It is Allan Karlsson’s 100th birthday and he doesn’t want to have a party at the Old Folks’ Home. Instead of going down to meet everyone, he climbs out of the window, gets on a bus, and has an adventure. He unknowingly meets a drug dealer and steals 50 million dollars from him, somehow rounds up a motley crew, ends up killing two men and getting away with it, and everything turns out all right in the end. Spliced in-between the chapters are vignettes about his past, and how this man, with little or no education, somehow had a stake in the biggest events of the 20th century. He meets several US presidents, Chairman Mao, Kim Jong Il, and so on, which make for an even more interesting read than his current adventure.
The problem is, I don’t like this book. I don’t like the tell-y writing style–nearly every single thing in there is “Allan did this and then he did that…” there is little to no showing, which pissed me off. This isn’t to say that I would want people to “show” everything when they’re telling a story–showing and telling has its place in fiction, and telling everything, to me, it not it. Although this tell-y way helps to contribute to the whimsical and comedic narrative, I did not feel that it was particularly funny. And yet, I somehow forced myself to plough through a book that was not particularly enjoyable for me.
The main plot was also rather dull and slow moving, and I disliked how, at every obstacle, everything worked out for the old man in the end through some kind of divine intervention, coincidence, and chance encounters.

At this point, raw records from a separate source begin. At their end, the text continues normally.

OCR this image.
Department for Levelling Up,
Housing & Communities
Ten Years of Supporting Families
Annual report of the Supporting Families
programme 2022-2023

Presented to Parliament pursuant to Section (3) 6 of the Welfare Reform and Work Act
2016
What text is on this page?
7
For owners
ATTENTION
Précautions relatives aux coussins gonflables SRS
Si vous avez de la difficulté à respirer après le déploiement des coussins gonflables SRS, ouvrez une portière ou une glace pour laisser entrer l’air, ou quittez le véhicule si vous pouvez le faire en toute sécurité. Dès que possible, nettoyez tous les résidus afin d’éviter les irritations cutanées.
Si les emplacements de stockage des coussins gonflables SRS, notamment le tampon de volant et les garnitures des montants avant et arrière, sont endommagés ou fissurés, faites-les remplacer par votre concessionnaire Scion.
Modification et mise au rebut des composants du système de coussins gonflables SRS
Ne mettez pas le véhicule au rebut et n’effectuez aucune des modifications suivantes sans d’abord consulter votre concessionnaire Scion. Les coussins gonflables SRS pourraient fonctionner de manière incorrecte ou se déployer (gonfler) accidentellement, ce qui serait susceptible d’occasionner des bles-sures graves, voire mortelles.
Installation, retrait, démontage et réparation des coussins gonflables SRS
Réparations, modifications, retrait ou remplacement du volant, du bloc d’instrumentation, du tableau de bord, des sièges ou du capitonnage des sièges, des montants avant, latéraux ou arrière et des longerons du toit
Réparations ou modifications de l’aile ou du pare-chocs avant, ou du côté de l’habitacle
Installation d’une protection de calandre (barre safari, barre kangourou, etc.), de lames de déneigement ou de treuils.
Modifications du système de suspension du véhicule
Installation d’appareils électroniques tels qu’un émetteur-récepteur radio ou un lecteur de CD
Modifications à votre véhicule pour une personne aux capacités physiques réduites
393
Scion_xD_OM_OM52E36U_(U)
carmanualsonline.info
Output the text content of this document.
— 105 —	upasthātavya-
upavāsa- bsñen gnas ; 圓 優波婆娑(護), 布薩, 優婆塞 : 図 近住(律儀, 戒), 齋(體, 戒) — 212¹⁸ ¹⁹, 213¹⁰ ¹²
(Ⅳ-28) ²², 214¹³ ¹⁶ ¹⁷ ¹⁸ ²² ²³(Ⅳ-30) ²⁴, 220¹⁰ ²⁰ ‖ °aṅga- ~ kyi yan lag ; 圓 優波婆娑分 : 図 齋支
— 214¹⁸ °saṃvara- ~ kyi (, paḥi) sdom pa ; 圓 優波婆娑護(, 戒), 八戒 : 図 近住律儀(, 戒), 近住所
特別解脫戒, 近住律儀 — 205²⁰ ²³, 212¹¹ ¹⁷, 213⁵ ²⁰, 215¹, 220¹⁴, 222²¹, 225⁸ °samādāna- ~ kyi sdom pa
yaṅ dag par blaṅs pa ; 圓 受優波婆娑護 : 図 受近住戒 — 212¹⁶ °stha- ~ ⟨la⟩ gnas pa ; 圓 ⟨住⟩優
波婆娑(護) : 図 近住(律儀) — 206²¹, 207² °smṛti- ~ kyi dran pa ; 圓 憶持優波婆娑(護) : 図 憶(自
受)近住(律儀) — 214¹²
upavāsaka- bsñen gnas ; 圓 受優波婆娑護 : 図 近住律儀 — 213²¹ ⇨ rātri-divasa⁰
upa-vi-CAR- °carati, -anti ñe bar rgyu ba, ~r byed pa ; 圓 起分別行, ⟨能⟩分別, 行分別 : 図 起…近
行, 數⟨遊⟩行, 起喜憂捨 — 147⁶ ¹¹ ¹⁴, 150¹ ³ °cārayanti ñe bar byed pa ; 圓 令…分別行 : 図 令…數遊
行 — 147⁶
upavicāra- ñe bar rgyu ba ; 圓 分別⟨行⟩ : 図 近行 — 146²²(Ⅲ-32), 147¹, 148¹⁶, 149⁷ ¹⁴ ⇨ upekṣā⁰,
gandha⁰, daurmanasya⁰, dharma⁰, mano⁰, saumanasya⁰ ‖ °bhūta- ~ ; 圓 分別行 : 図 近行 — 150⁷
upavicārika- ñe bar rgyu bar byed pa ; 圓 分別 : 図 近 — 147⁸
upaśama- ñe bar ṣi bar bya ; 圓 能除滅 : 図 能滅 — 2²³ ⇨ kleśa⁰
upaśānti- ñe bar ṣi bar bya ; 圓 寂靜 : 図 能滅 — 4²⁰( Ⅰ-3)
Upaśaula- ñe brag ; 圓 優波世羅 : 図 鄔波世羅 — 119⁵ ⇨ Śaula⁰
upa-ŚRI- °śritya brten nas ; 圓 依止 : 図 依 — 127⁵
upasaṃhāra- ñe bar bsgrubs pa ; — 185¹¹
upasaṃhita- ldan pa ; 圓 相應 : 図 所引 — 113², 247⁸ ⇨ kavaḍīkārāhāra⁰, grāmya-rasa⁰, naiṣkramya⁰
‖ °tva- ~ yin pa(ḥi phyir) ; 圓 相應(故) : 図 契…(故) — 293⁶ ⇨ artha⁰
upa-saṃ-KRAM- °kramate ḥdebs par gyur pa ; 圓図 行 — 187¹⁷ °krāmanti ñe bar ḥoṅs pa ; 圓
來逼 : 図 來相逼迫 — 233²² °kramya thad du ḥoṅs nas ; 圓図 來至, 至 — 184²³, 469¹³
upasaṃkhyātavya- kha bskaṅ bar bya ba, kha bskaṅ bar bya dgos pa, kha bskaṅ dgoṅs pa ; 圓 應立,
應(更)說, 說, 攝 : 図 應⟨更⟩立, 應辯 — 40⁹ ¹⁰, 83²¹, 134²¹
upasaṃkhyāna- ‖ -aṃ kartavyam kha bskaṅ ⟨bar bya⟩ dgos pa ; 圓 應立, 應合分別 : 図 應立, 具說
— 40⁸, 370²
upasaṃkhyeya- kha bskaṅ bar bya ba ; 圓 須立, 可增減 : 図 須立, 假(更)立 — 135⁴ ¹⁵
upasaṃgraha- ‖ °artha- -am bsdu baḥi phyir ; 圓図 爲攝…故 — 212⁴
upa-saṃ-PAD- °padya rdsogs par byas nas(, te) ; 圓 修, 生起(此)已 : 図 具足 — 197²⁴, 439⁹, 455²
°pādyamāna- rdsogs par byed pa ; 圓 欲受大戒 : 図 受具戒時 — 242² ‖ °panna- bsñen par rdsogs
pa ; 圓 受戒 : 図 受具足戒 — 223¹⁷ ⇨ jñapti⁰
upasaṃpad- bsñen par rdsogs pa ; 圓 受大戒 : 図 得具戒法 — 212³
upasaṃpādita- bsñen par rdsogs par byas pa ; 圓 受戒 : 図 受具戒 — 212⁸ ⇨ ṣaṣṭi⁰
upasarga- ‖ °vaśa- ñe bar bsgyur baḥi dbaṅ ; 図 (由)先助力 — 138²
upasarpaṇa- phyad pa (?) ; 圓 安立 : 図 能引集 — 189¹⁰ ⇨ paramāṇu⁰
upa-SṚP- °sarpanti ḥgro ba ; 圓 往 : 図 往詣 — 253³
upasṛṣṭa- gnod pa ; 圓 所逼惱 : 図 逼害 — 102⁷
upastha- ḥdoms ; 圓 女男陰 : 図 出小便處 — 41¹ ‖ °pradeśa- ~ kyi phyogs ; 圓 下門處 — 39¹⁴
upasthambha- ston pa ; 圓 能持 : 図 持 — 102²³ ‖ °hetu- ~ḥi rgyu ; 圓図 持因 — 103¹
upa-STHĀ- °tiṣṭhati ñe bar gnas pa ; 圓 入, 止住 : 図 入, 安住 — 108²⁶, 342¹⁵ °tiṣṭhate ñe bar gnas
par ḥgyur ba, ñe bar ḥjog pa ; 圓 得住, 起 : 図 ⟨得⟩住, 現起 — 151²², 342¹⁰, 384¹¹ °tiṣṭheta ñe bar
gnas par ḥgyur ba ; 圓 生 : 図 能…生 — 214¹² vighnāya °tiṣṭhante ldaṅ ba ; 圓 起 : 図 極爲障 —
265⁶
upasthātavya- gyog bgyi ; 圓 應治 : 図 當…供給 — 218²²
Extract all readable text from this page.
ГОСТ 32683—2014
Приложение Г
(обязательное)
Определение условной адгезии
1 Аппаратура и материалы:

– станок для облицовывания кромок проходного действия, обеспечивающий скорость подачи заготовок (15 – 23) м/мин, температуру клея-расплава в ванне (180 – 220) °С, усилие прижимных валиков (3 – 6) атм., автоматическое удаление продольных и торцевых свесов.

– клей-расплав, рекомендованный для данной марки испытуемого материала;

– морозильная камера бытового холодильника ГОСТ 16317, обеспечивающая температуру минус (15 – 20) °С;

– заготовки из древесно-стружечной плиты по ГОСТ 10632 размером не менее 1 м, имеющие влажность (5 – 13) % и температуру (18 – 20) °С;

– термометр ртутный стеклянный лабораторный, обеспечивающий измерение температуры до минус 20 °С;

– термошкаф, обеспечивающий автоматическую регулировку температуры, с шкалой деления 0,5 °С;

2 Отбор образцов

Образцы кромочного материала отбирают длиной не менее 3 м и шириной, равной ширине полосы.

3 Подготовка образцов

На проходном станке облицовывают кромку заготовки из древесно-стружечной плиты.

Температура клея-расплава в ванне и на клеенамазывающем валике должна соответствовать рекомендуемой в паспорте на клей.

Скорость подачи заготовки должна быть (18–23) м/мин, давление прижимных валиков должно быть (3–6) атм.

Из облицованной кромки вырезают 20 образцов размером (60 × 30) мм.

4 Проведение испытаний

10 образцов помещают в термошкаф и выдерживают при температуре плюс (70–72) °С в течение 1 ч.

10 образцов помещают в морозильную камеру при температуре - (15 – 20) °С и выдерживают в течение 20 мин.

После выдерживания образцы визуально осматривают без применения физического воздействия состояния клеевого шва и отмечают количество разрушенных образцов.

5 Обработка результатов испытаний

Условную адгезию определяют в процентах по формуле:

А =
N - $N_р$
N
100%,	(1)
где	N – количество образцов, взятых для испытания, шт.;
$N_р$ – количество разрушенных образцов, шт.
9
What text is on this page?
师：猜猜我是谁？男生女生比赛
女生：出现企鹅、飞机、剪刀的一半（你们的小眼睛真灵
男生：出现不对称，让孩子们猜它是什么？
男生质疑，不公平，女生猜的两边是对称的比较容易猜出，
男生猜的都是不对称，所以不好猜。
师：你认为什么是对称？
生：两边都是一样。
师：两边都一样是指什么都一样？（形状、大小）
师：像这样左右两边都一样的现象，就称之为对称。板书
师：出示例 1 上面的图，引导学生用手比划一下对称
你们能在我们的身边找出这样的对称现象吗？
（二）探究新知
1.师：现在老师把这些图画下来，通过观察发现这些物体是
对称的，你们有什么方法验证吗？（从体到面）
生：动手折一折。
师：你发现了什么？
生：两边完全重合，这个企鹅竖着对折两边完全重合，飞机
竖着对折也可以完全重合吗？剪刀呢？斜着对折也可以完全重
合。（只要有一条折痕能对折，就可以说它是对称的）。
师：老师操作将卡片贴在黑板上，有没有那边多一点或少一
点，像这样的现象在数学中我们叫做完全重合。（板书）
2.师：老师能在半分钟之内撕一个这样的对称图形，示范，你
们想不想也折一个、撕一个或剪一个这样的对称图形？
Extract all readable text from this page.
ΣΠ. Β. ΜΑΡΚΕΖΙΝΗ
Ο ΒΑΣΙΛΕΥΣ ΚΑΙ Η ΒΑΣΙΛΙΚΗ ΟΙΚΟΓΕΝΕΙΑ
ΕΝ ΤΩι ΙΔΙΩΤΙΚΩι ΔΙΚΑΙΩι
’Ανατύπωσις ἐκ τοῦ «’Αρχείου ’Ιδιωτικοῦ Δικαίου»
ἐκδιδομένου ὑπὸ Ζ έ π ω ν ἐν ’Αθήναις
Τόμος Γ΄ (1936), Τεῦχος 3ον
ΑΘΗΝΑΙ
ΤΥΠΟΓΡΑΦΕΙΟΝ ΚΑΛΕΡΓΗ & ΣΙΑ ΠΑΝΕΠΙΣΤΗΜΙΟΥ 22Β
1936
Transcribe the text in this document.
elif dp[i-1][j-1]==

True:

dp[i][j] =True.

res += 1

In fact, the vignettes of his past were a lot more interesting than his journey as a centenarian, and there were moments when the protagonist actually used his brain to get himself out of a predicament. But once the reader gets to the point where Allan is around 60-something, the narrative is so dreary and it’s not worth the time.
I only finished it because I couldn’t stand not finishing a thick book, and I regret wasting time when I could have read stuff that I actually liked.